The history

The origins of Mother’s Day date back to the second half of the 1800s, in the USA. Ann Reeves Jarvis, a human rights activist from Virginia, created women’s clubs to promote education and assistance to families, improve sanitary conditions and reduce child mortality. In 1868, Ann and the other club members planned Mothers Friendship Day, an event organised to reunite soldiers to their families, who had been separated by the civil war.

For you, Mum.

Following her mother’s death on 9th May 1905, Ann’s daughter Anna decided to create a memorial day in her honour, which she named Mother’s Day. Her efforts did not stop there—she fought so that 10th May would officially become a day dedicated to mothers.
Soon the holiday became so popular that 10th May 1908 marked the first large celebration in Virginia, and shortly after it was decided that the second Sunday of May would be officially dedicated to it.

Anna disagreed with the commercial turn the festivity was taking, and built a task force, the Mother’s Day International Association. This group tried to employ boycotts to restore the true meaning of the holiday, although its efforts were largely unsuccessful.
Mother’s Day continued on its commercial path, definitively abandoning its celebratory principles based on which Anna had instituted and promoted it.
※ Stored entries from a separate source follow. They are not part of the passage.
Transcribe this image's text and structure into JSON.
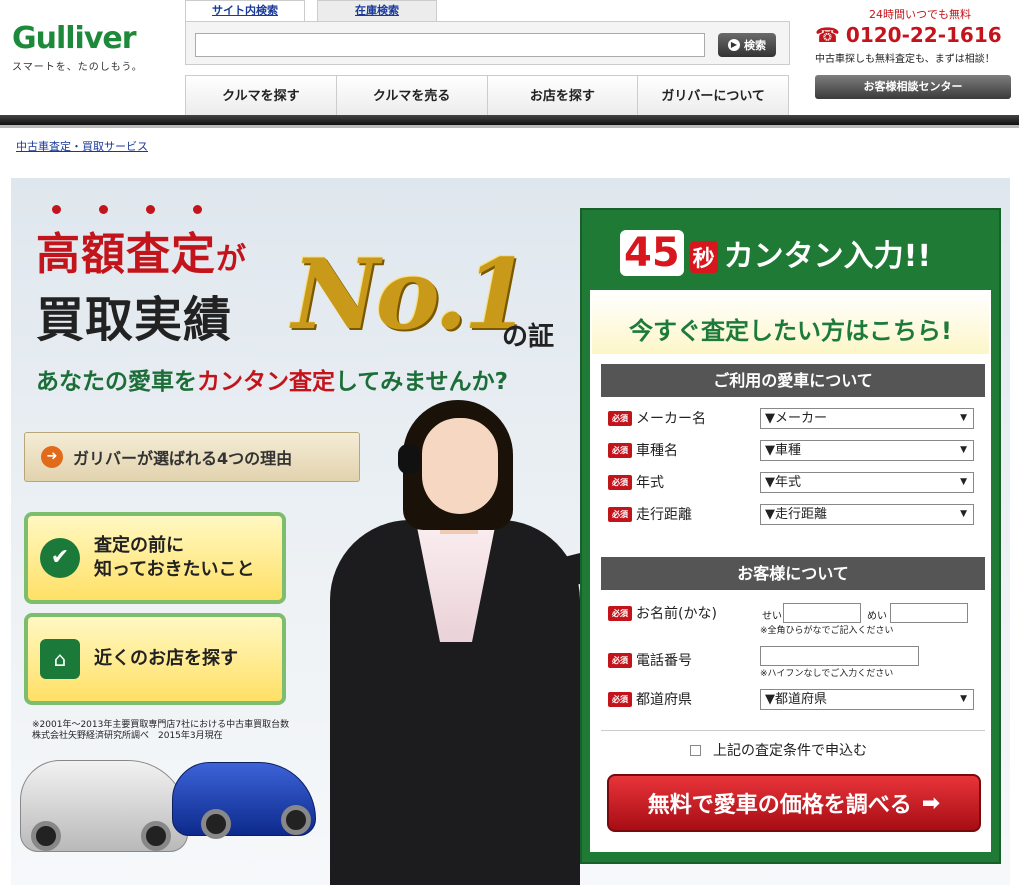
{
  "header": {
    "logo_text": "Gulliver",
    "logo_tagline": "スマートを、たのしもう。",
    "search_tabs": [
      "サイト内検索",
      "在庫検索"
    ],
    "search_button": "検索",
    "nav": [
      "クルマを探す",
      "クルマを売る",
      "お店を探す",
      "ガリバーについて"
    ],
    "phone_hours": "24時間いつでも無料",
    "phone_number": "0120-22-1616",
    "phone_note": "中古車探しも無料査定も、まずは相談！",
    "consult_button": "お客様相談センター"
  },
  "breadcrumb": "中古車査定・買取サービス",
  "hero": {
    "line1_a": "高額査定",
    "line1_b": "が",
    "line2": "買取実績",
    "no1": "No.1",
    "no1_suffix": "の証",
    "line3_a": "あなたの愛車を",
    "line3_b": "カンタン査定",
    "line3_c": "してみませんか?",
    "reason_button": "ガリバーが選ばれる4つの理由",
    "box1_line1": "査定の前に",
    "box1_line2": "知っておきたいこと",
    "box2": "近くのお店を探す",
    "footnote_1": "※2001年〜2013年主要買取専門店7社における中古車買取台数",
    "footnote_2": "株式会社矢野経済研究所調べ　2015年3月現在"
  },
  "form": {
    "title_num": "45",
    "title_sec": "秒",
    "title_rest": "カンタン入力!!",
    "lead": "今すぐ査定したい方はこちら!",
    "section1": "ご利用の愛車について",
    "required": "必須",
    "maker_label": "メーカー名",
    "maker_value": "▼メーカー",
    "model_label": "車種名",
    "model_value": "▼車種",
    "year_label": "年式",
    "year_value": "▼年式",
    "mileage_label": "走行距離",
    "mileage_value": "▼走行距離",
    "section2": "お客様について",
    "name_label": "お名前(かな)",
    "sei": "せい",
    "mei": "めい",
    "name_note": "※全角ひらがなでご記入ください",
    "phone_label": "電話番号",
    "phone_note": "※ハイフンなしでご入力ください",
    "pref_label": "都道府県",
    "pref_value": "▼都道府県",
    "agree": "上記の査定条件で申込む",
    "submit": "無料で愛車の価格を調べる"
  },
  "colors": {
    "brand_green": "#1f7a36",
    "accent_red": "#c4141b"
  }
}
Traditions and curious dates

Today, Mother’s Day is celebrated all around the world. However, its traditions and period of celebration differ depending on the country. Let’s discover together the diverse traditions and dates!

The first day of spring

In Jordan, Egypt, Syria, and other Arab countries, Mother’s Day is celebrated on 21st March. The creation of this festivity is attributed to brothers and Egyptian journalists Mostafa and Ali Amin, who in the 1950s proposed in an opinion piece to institute a day in honour of Egyptian mothers. The idea was supported by readers, and Mother’s Day was officially established on the first day of spring.

Mothering Sunday

In the UK, this holiday is called Mothering Sunday and is celebrated on the fourth Sunday of Lent. In the past on this day, people who were away from home on business had to return to the church where they were baptised. Their return symbolised a reunion between mother and child.
A cake called Simnel—a traditional Easter dessert, made with raisins and candied fruit and two layers of almond paste—was prepared, often by children in honour of their mothers.
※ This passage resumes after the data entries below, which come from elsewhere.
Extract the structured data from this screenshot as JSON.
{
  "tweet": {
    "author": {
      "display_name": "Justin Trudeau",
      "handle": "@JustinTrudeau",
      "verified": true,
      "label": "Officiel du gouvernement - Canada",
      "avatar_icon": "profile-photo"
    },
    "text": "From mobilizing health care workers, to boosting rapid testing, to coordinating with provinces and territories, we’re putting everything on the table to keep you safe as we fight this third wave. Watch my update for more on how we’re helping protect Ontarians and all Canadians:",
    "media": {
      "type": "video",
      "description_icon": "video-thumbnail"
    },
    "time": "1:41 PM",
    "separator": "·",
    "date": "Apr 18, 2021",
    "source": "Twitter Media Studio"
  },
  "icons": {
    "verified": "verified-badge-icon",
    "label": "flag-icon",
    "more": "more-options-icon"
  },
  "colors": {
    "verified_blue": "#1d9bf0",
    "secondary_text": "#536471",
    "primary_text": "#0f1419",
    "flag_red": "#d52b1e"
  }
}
Mother’s Day in other countries

In Thailand, Mother’s Day is celebrated on 12th August. The date is the same as Queen Sirikit‘s birthday, mother of the current King Vajiralongkorn. On this special day, the country is brought to life by parades, colourful decorations, and exhibitions of all kinds.

In Mexico, the day is called “”el día de la Madre“”, and is celebrated on 10th May with dances and folk music.
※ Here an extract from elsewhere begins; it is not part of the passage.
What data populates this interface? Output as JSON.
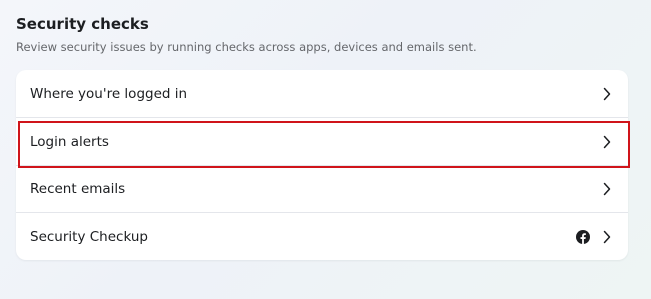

10th May is Mother’s Day in India and Pakistan as well, while in Poland it’s celebrated on 26th May. In France, Switzerland, Dominican Republic, and Haiti, Mother’s Day is on the last Sunday of May, whereas in Kenya it’s on 29th June. In Spain and Portugal, this festivity is celebrated on 8th December, on the same day as the Immaculate Conception.
The second Sunday of February is Mother’s Day in Norway. Bulgaria, Romania, Serbia, and Slovenia celebrate it on 8th March, together with Women’s Day.

Regardless of the date, Mother’s Day is celebrated all around the world to honour the women who gave us life.